An API endpoint for accessing the governance artifacts of any generated app by build ID. Required for enterprise integrations:

  • Procurement platforms that ingest SBOMs automatically
  • GRC (Governance, Risk, Compliance) tools that consume structured audit trails
  • SBOM analysis tools (e.g., FOSSA, Snyk) that accept CycloneDX

The API is authenticated and access-controlled. Only principals with governance role can access the full audit trail. Engineers have access to their own builds.

Rationale

Provenance as a byproduct, not a product feature. The retrieval-first architecture produces provenance naturally — every component has a Manifest, every Manifest has a recorded admission, every generation records which Manifests it used. Packaging this as governance artifacts is primarily a presentation decision, not an engineering one. This is why no other platform does it: you can’t retrofit provenance onto LLM-generated code, but you get it for free from curated composition.
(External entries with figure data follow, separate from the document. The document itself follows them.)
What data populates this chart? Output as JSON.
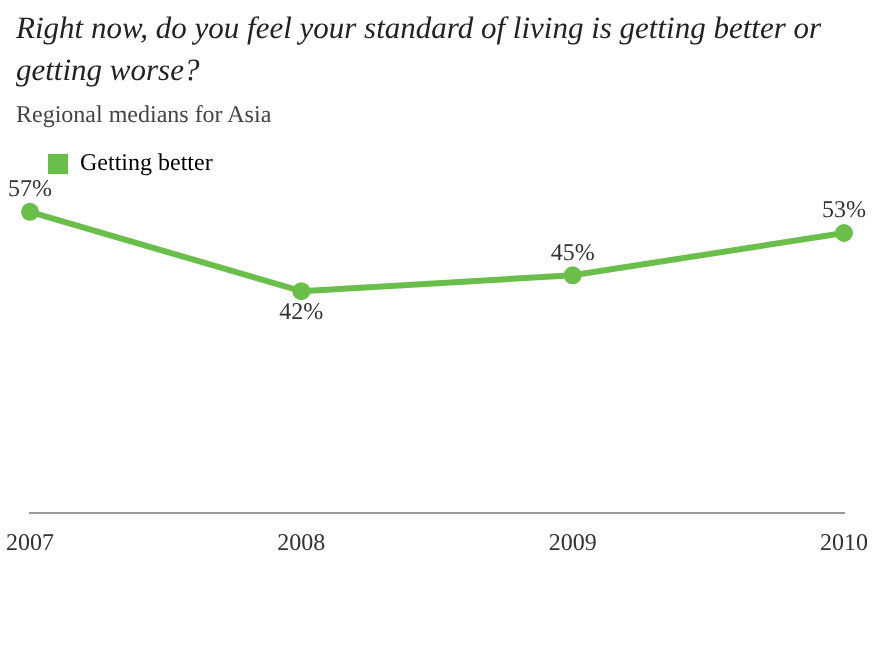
{
  "chart_data": {
    "type": "line",
    "title": "Right now, do you feel your standard of living is getting better or getting worse?",
    "subtitle": "Regional medians for Asia",
    "categories": [
      "2007",
      "2008",
      "2009",
      "2010"
    ],
    "series": [
      {
        "name": "Getting better",
        "color": "#6abf4b",
        "values": [
          57,
          42,
          45,
          53
        ],
        "value_labels": [
          "57%",
          "42%",
          "45%",
          "53%"
        ]
      }
    ],
    "tick_labels": "x",
    "legend": "top left",
    "marker": "circle",
    "grid": false
  }
}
NIST AI RMF mapping in the deliverable makes the audit trail readable to the people who need it. Engineers know what compile and lint mean. Governance teams know what Govern/Map/Measure/Manage mean. The mapping is the bridge.
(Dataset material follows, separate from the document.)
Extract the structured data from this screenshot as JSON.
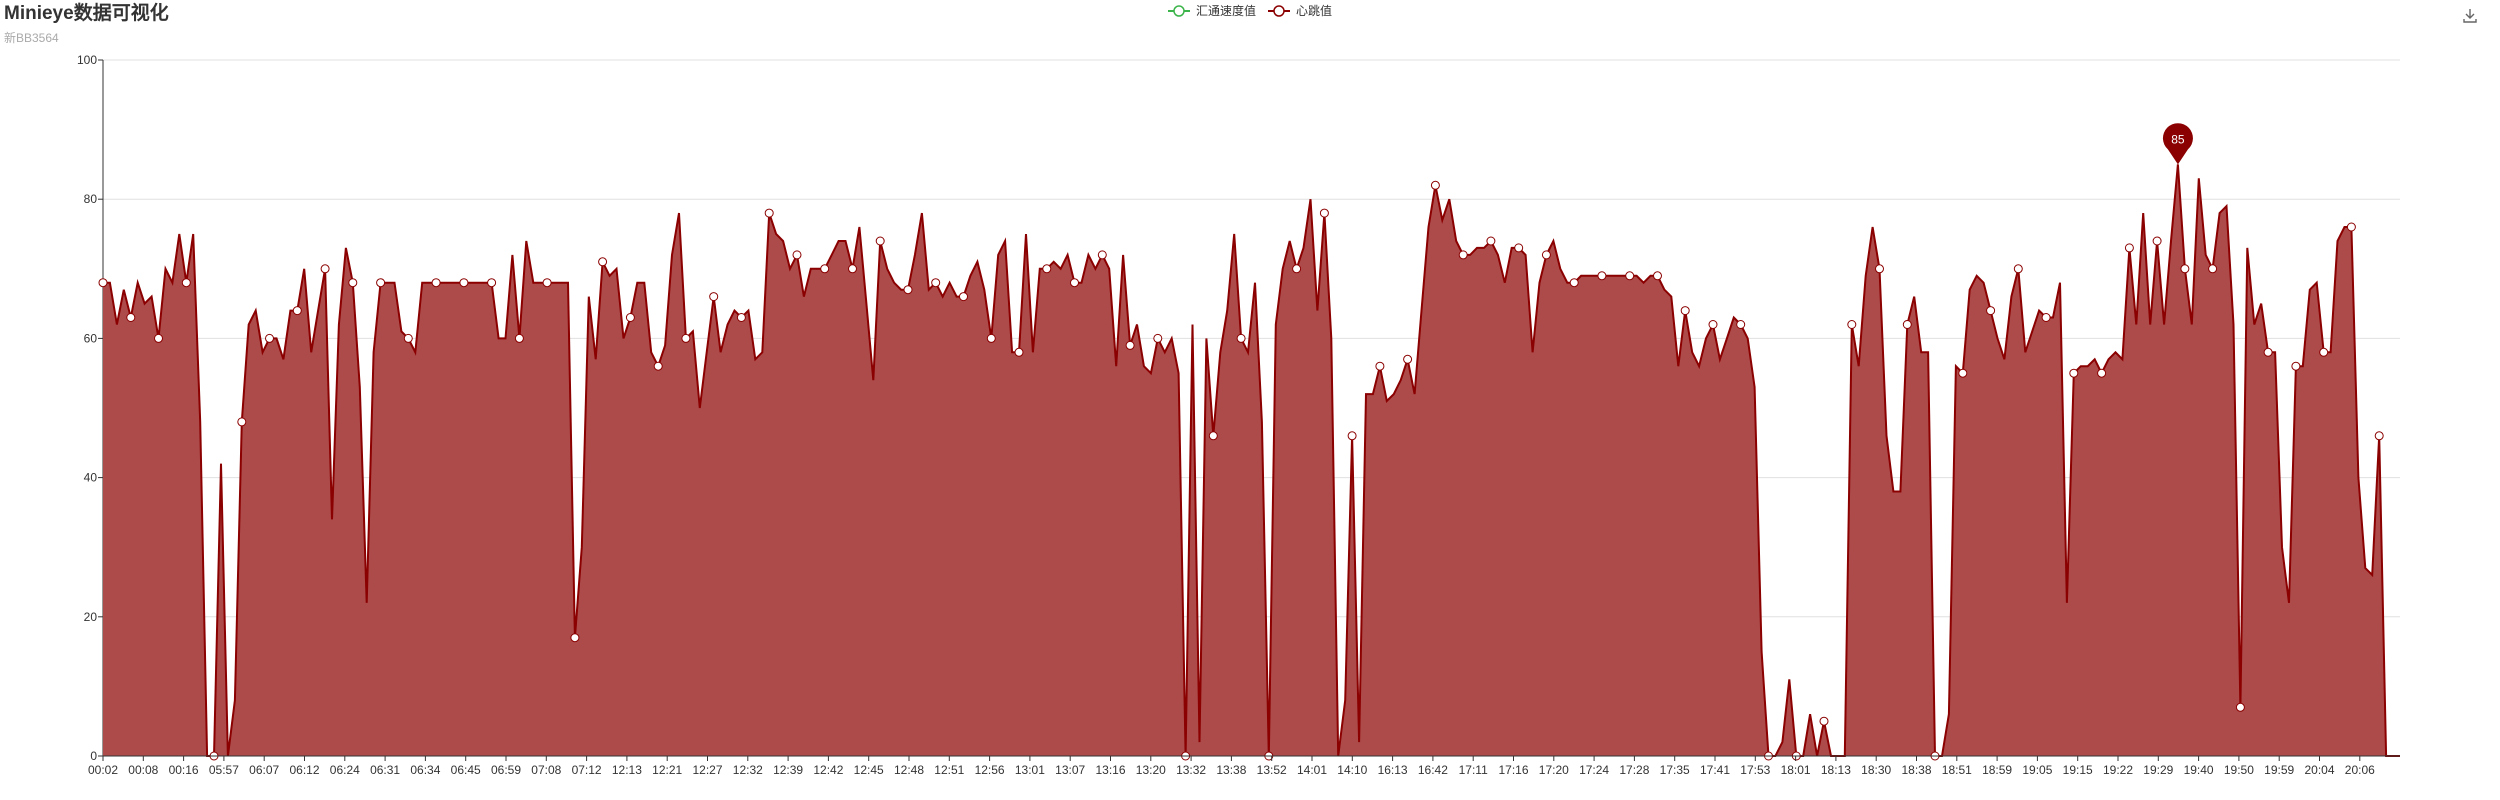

AI System Card for AI-using archetypes is a competitive differentiator today and a regulatory requirement soon. The EU AI Act’s transparency obligations already apply to limited-risk AI systems. High-risk AI systems face full conformity assessment requirements. An enterprise team deploying a RAG chatbot generated by Almathal should receive documentation that helps them satisfy those obligations, not documentation that stops at “here is the code.”

MVP foundation, v1 completeness. The governance file structure, SBOM, and audit trail are MVP requirements — they are what makes the platform trustworthy from day one. The governance PDF, observability UI, and governance API are v1 completions. The MVP is not a throwaway prototype; it is the foundation on which v1 governance features are built.

Future Considerations

Governance package versioning. As frameworks evolve (NIST publishes autonomous agent standards, EU AI Act enforcement expands), the governance package format will need to evolve. The governance artifacts should be schema-versioned similarly to Manifests and Archetype Specs.

Third-party attestation. A future capability where Almathal issues a signed attestation alongside the governance package, certifying that the artifacts are accurate as of generation time. This would require platform-level signing infrastructure (HSM or similar) and would strengthen the artifacts’ value in formal procurement.

Customer-configurable governance profiles. Different enterprise customers have different governance requirements (US federal vs EU enterprise vs healthcare vs defense). A governance profile system would allow customers to declare their applicable frameworks and have the governance package emphasize the relevant artifacts and mappings. Deferred until the platform has enough enterprise customers to identify the common profiles.

Continuous governance monitoring integration. The governance package is a point-in-time artifact. A future integration with GRC platforms would enable continuous monitoring: the platform pushes updated CVE snapshots and model version change notices as they occur, keeping the customer’s governance record current between generations.

References

  • ADR-0001: Retrieval-First Architecture — provenance as a structural property of the platform.
  • ADR-0010: Semver and Compatibility Matrix Versioning — component version locking enables the reproducibility record.
  • ADR-0012: Sanity Checks at Five Pipeline Stages — Build Verification results are part of the governance package.
  • ADR-0028: Almathal AI Governance Posture — the platform’s own governance posture; the customer governance outputs defined here are enabled by and extend the internal governance established there.
  • ADR-0022: RAG Chatbot as MVP Archetype #1 — the first AI-using Archetype requiring the AI Governance Package.
  • Concepts → Manifest — Manifests carry the provenance data that populates the SBOM and provenance record.
  • Architecture Overview — Component Library, Module Library, and curation pipeline context.